Concluons de là que s’il est vraiment aujourd’hui des hommes qui désirent que la société humaine change de face, ceux-là doivent désirer que les formes nationales disparaissent par degrés ; où vous en détruisez une, vous détruisez un des piliers de la voûte. Au contraire, ceux qui sont attachés à l’ordre de civilisation que nous connaissons se trompent quand ils applaudissent à la chute d’une nation ou à l’extinction d’une race d’hommes ; car, pour que la barbarie s’étende sur une contrée, il ne faut pas croire qu’il soit absolument nécessaire d’y ouvrir la porte à des hordes ennemies, et ce serait se rassurer à tort de s’imaginer que désormais les déserts sont vides, que les barbares y ont tari. Le meilleur des hommes porte toujours en lui son barbare, qui ne demande que l’occasion d’apparaître. Si vous ôtez à la vie civile tout ce qui en fait la noblesse, l’honneur, la grandeur, avec l’idée de patrie et de famille humaine, vous déchaînez en chaque homme le Vandale ou le Hun, c’est-à-dire l’individu qui, sans être retenu par aucune idée sociale, cherche à satisfaire en toute chose sa volonté effrénée, genre de vandalisme qui est le pire de tous, puisque aucun héroïsme ne s’y joint et qu’il n’en peut rien sortir. Otez à une terre toute chance d’avenir, elle enfante d’elle-même la barbarie comme les ronces ; cela s’est vu déjà dans les pays dont je viens de parler, en Moldavie, en Valachie, où pendant les deux derniers siècles, sans invasions, sans établissemens étrangers, le pays recula de mille années, jusqu’aux confins de l’époque mérovingienne, par la seule raison que tout espoir, toute carrière légitime, toute espèce de but élevé ayant été ravi aux hommes, ils se trouvèrent rejetés dans la barbarie par la société même.

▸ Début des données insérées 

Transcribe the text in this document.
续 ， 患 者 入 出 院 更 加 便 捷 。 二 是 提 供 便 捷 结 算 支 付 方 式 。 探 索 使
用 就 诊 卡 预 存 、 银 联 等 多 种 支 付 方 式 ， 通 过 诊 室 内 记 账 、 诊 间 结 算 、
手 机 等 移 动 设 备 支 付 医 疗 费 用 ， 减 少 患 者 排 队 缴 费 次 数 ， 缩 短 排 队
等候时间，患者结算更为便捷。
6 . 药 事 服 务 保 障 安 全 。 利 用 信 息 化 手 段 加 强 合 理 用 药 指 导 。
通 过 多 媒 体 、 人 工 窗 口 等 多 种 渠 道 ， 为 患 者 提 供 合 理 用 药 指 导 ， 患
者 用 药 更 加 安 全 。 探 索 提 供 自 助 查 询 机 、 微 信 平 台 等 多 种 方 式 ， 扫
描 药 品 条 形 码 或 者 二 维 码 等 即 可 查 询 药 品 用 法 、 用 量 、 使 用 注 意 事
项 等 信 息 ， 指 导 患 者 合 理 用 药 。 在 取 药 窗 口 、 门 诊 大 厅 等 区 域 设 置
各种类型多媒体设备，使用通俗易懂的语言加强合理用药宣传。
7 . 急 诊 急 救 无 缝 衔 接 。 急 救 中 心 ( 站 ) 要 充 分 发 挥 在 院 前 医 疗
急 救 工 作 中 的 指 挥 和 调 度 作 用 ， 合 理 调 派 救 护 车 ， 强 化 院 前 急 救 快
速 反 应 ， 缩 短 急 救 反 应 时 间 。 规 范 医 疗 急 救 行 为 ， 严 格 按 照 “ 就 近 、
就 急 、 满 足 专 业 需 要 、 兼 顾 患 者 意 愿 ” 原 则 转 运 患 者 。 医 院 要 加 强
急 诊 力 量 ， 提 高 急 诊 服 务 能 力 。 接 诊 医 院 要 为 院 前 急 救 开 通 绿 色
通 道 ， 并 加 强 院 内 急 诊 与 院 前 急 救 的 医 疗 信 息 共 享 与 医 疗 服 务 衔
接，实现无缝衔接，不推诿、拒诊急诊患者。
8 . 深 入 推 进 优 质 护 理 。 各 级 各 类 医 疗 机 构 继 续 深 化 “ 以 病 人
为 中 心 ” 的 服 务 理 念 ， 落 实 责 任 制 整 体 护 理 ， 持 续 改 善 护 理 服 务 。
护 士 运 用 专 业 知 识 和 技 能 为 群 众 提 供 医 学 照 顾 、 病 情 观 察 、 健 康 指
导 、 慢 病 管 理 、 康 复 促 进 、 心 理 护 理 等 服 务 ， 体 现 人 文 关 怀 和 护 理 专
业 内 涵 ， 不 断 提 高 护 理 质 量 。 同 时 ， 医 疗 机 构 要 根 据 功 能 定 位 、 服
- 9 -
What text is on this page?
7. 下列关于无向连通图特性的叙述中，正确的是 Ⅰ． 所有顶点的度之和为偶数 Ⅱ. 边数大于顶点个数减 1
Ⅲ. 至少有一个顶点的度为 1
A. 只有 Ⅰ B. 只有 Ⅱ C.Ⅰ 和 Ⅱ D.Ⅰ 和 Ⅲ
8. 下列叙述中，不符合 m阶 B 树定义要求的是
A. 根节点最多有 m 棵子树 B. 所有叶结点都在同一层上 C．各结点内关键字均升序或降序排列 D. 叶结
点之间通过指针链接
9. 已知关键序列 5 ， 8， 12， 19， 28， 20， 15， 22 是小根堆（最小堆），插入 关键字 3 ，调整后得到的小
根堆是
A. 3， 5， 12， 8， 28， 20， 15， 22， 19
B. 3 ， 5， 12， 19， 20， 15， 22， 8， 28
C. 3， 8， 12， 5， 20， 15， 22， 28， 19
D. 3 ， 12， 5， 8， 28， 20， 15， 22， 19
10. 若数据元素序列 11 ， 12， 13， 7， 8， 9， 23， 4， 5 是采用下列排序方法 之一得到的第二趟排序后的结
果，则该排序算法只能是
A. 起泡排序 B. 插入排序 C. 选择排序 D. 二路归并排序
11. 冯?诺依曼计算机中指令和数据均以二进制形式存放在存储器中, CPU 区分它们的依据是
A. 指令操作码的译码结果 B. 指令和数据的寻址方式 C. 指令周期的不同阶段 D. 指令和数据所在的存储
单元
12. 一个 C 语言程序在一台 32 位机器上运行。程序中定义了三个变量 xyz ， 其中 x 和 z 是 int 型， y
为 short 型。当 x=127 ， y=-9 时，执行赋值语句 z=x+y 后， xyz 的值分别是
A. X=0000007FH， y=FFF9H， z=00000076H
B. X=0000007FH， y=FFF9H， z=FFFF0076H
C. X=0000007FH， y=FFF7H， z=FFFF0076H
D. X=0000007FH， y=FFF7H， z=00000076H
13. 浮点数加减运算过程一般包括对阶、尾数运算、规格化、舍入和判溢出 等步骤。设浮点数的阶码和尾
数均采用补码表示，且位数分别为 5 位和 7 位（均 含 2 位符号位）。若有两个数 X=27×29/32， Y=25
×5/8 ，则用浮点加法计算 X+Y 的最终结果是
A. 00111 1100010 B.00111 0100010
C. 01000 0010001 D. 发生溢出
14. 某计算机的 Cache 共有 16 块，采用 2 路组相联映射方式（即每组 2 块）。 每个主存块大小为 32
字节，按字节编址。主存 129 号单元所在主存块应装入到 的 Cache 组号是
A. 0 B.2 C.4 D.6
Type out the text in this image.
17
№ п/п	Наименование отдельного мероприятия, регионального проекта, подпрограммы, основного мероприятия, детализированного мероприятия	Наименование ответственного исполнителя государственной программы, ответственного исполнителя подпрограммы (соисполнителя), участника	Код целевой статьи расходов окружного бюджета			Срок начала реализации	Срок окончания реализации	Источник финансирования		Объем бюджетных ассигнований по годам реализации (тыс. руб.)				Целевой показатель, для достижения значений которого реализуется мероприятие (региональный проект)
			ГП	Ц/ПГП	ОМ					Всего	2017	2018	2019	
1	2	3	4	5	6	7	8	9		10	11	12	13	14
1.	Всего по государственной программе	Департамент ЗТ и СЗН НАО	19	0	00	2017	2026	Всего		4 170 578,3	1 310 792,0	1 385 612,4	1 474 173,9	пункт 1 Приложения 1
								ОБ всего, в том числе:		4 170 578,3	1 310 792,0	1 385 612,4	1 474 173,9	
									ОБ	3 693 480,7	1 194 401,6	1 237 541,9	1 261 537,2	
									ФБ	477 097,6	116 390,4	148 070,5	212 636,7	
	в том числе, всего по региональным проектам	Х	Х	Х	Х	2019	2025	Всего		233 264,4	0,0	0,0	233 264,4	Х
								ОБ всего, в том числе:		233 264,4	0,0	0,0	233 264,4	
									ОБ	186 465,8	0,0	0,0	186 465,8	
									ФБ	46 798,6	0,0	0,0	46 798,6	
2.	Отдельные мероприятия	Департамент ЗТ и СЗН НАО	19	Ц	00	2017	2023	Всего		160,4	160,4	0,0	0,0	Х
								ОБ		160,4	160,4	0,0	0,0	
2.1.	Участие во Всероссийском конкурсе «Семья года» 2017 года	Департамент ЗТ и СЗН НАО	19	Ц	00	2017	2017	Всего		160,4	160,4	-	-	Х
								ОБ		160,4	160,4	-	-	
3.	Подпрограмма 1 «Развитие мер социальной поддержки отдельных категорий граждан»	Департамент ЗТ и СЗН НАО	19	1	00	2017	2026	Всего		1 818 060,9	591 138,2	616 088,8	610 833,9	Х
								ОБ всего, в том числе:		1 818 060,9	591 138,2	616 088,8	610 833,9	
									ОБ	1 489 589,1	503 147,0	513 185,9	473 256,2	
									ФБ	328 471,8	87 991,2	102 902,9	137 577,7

Tels sont les principes sur lesquels doit s’appuyer, selon moi, la régénération des Roumains. Puissent-ils reconnaître dans ces vues un pressentiment éclairé de leur avenir ! Puissent surtout ces idées entrer dans l’esprit d’un homme qui se trouve en état de les mettre en pratique ! Je n’ai rien dit qui ne soit fondé, non sur des opinions, mais sur des faits. J’ai réduit les réformes essentielles aux proportions les plus étroites, au-dessous desquelles le progrès est impossible. Il resterait à examiner l’intérêt de chaque gouvernement dans l’œuvre de régénération, ce que l’on peut attendre ou craindre des protecteurs en particulier ; mais à mesure que ce nouvel horizon s’ouvre, il se ferme pour moi, et je m’arrête.

Edgar Quinet.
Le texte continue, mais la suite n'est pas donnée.